The portraits themselves are always photographed on this background of the non-place, this neutral cream background that eliminates any races, any environment or context. There is almost a periodic table effect in the way that they are laid out, and it’s extremely ordered. And then the Footnote Panel introduces a certain entropy. There is a more abstract and less absolute configuration, whereas the portrait panels are very specifically ordered, and something that I can’t edit or curate; it is a specific, determined line. And the work does seek to look at stories and individuals as past’s future and future’s past, and these ideas of repetitions and even that we are all sort of ghosts of another time and a time to come.

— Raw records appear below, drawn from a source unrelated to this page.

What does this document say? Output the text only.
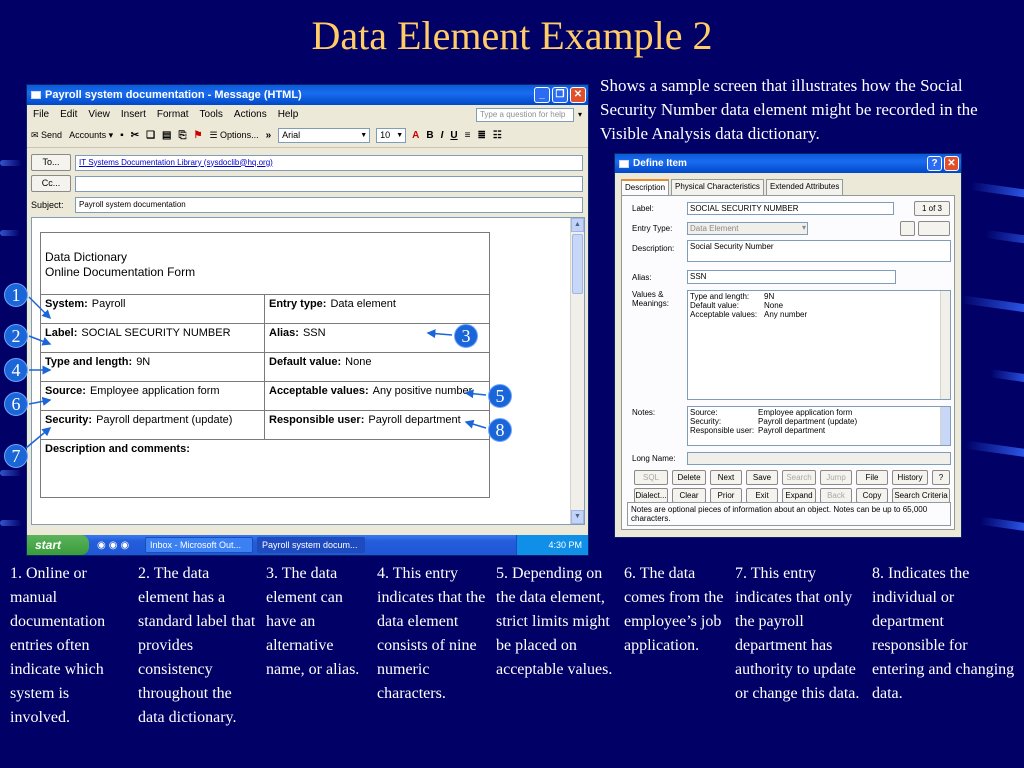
Data Element Example 2
Shows a sample screen that illustrates how the Social Security Number data element might be recorded in the Visible Analysis data dictionary.
Payroll system documentation - Message (HTML)	_	❐ ✕
File Edit View Insert Format Tools Actions Help	Type a question for help	▾
✉ Send Accounts ▾ ▪ ✂ ❏ ▤ ⎘ ⚑ ☰ Options... »	Arial	▼	10 ▼ A B I U ≡ ≣ ☷
To...	IT Systems Documentation Library (sysdoclib@hq.org)
Cc...
Subject:	Payroll system documentation
Data Dictionary
Online Documentation Form
System: Payroll	Entry type: Data element
Label: SOCIAL SECURITY NUMBER	Alias: SSN
Type and length: 9N	Default value: None
Source: Employee application form	Acceptable values: Any positive number
Security: Payroll department (update)	Responsible user: Payroll department
Description and comments:
▲
▼
start	◉◉◉	Inbox - Microsoft Out...	Payroll system docum...	4:30 PM
Define Item	? ✕
Description	Physical Characteristics	Extended Attributes
Label:	SOCIAL SECURITY NUMBER	1 of 3
Entry Type:	Data Element	▾
Description:	Social Security Number
Alias:	SSN
Values &
Meanings:
Type and length:	9N
Default value:	None
Acceptable values: Any number
Notes:	Source:	Employee application form
Security:	Payroll department (update)
Responsible user: Payroll department
Long Name:
SQL	Delete	Next	Save	Search	Jump	File	History	?
Dialect...	Clear	Prior	Exit	Expand	Back	Copy	Search Criteria
Notes are optional pieces of information about an object. Notes can be up to 65,000 characters.
1
2	3
4
5
6
7
8
1. Online or manual documentation entries often indicate which system is involved.
2. The data element has a standard label that provides consistency throughout the data dictionary.
3. The data element can have an alternative name, or alias.
4. This entry indicates that the data element consists of nine numeric characters.
5. Depending on the data element, strict limits might be placed on acceptable values.
6. The data comes from the employee’s job application.
7. This entry indicates that only the payroll department has authority to update or change this data.
8. Indicates the individual or department responsible for entering and changing data.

Chapter One was produced in Utah Pradesh, India. I documented a bloodline in which four members of the bloodline are actually listed as dead. Family members tried to interrupt the hereditary transfer of land by declaring other members dead so they could seize their land. So in that, I am actually photographing individuals who on paper do not exist; and photography being the greatest proof of life, there is this strange irony between that. I was interested in the metaphor established in that work as something that can refer to the entire work. We are all steadily heading towards death.
In Australia, in 1859 the rabbit was introduced and the population exploded, and the government has continually been trying to produce diseases to control the rabbit population. So here you see a government-controlled experiment in which all of these rabbits have been injected with a lethal disease, and they are waiting to see if it will be an effective population control method. So since the taking of those photographs, all those rabbits have died.
And then in the Footnote Panel you see a chocolate bilby which Hays Chocolate, in collaboration with the Foundation for Rabbit Free Australia, has been eliminating the production of Easter rabbits in chocolate and replacing that with the Easter Bilby to popularise an animal that they are comfortable with keeping alive, because they want the public to be more comfortable with killing the rabbit. It is this view of an experiment, and the idea that experiments have been something that we all participate in, perhaps with our knowledge, or without.
There is an ordering principle in all of the works, where they are scientifically ordered, where it is the eldest member of a generation followed by their descendants, and then their descendants, and it repeats and so on. And in the piece in Lebanon, when you arrive at this one man named Robarbo Dodini, he is both the youngest member of a line… but then he also becomes the eldest member of that line, because he is a member of the Druze, and he and his family believe that he is the reincarnation of his grandfather. Therefore when you arrive at him, the pattern repeats because he is both his father’s son, and his father’s father. So the pattern keeps going and going and going. It also tries to consider this idea that we keep going, people keep being produced. And does that all amount to some sort of evolution, or are we on repeat?
I don’t know that there is an answer. It’s kind of this relentless cycle that just keeps going, and people are born and people die, and the stories keep coming and coming. It’s kind of this unending machine-like churning out of stories and individuals, and to what end is completely unknown. I guess I’m trying to organise it for myself!